Die Atmung gehört zu den sechs sogenannten Pilates Prinzipien:

  • Atmen
  • Konzentration
  • Zentrierung
  • Präzision
  • Kontrolle
  • fließende Bewegung

Und obwohl Joseph Pilates nie von den „Pilates-Prinzipien“ spricht, benutzt und beschreibt er diese Begriffe sehr ausführlich in seinen beiden Büchern „Your Health“ (1934) und insbesondere in „Return to Life through Contrology“ (1945).

In „Your Health“ schreibt er im „Kapitel 8: First Educate the Child!“ „Before any real benefit can be derived from physical exercises, one must first learn how to breathe properly – this all-important function requires individual instruction, not only by precept but by example.“

Kapitel 8: Zuerst das Kind erziehen! „Bevor aus der körperlichen Betätigung ein echter Nutzen gezogen werden kann, muss man erst lernen, wie man richtig atmet – diese wichtige Funktion erfordert individuelle Anweisungen, nicht nur durch Vorgaben, sondern auch durch Beispiele.“   ★

Und in „Return to Life through Contrology“ schreibt er „To breathe correctly you must completely exhale and inhale, always trying very hard to ’squeeze’ every atom of impure air from your lungs in much the same manner that you would wring every drop of water from a wet cloth. When you stand erect again, the lungs will automatically completely refill themselves with fresh air.“

Um richtig zu atmen, müssen Sie vollständig ausatmen und einatmen.
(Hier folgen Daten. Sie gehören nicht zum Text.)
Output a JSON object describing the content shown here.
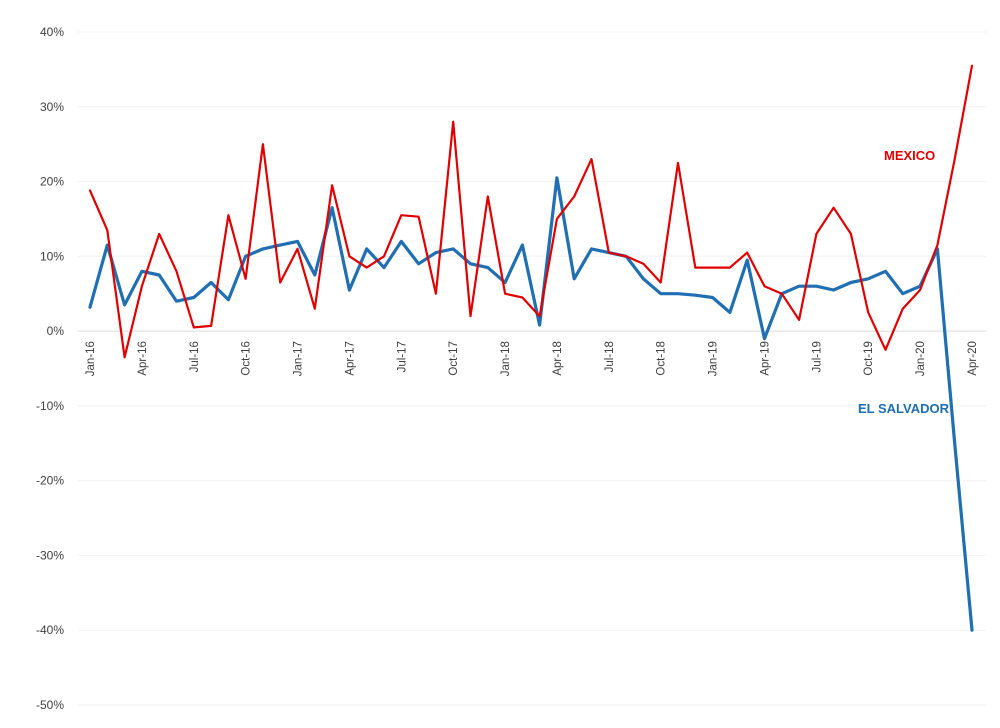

Dabei ist es immer sehr wichtig, jedes Atom unreiner Luft aus den Lungen zu quetschen, und zwar auf die gleiche Art und Weise, wie Sie jeden Tropfen Wasser aus einem feuchten Tuch wringen. Wenn Sie sich wieder aufrichten, füllen sich die Lungen automatisch mit frischer Luft

Eine Seite weiter heißt es Breathing is the first act of life, and the last. Our very life depends on it. Since we cannot live without breathing it is tragically deplorable to contemplate the millions and millions who have never learned to master the art of correct breathing. One often wonders how so many millions continue to live as long as they do under this tremendous handicap to longevity. Lazy breathing converts the lungs, figuratively speaking, into a cemetery for the deposition of diseased, dying, and dead germs as well as supplying an ideal haven for the multiplication of other harmful germs. Therefore, above all, learn how to breathe correctly. „

Atmen ist der erste Akt des Lebens und der letzte. Unser ganzes Leben hängt davon ab. Da wir nicht ohne Atem leben können, ist es sehr bedauerlich, darüber nachzudenken, daß Millionen und Millionen noch nie gelernt haben, die Kunst des richtigen Atmens zu beherrschen. Man fragt sich oft, wie viele Millionen mit dieser enormen Behinderung so lange leben. Durch nachlässiges Atmen werden die Lungen, bildlich gesprochen, in einen Friedhof für kranke, sterbende und tote Keime umgewandelt und bieten so einen idealen Ort für die Vermehrung anderer schädlicher Keime. Daher lerne vor allem richtig zu atmen.  ★

Als Pilates Lehrer beobachte ich häufig bei neuen Schülern und Anfängern, dass sie wenig Bewusstsein für ihr Atmen haben. Viele atmen sehr flach und wenn sie tief atmen wollen, ziehen sie häufig die Schultern hoch bei dem Versuch ihre Lungen mit viel Luft zu füllen.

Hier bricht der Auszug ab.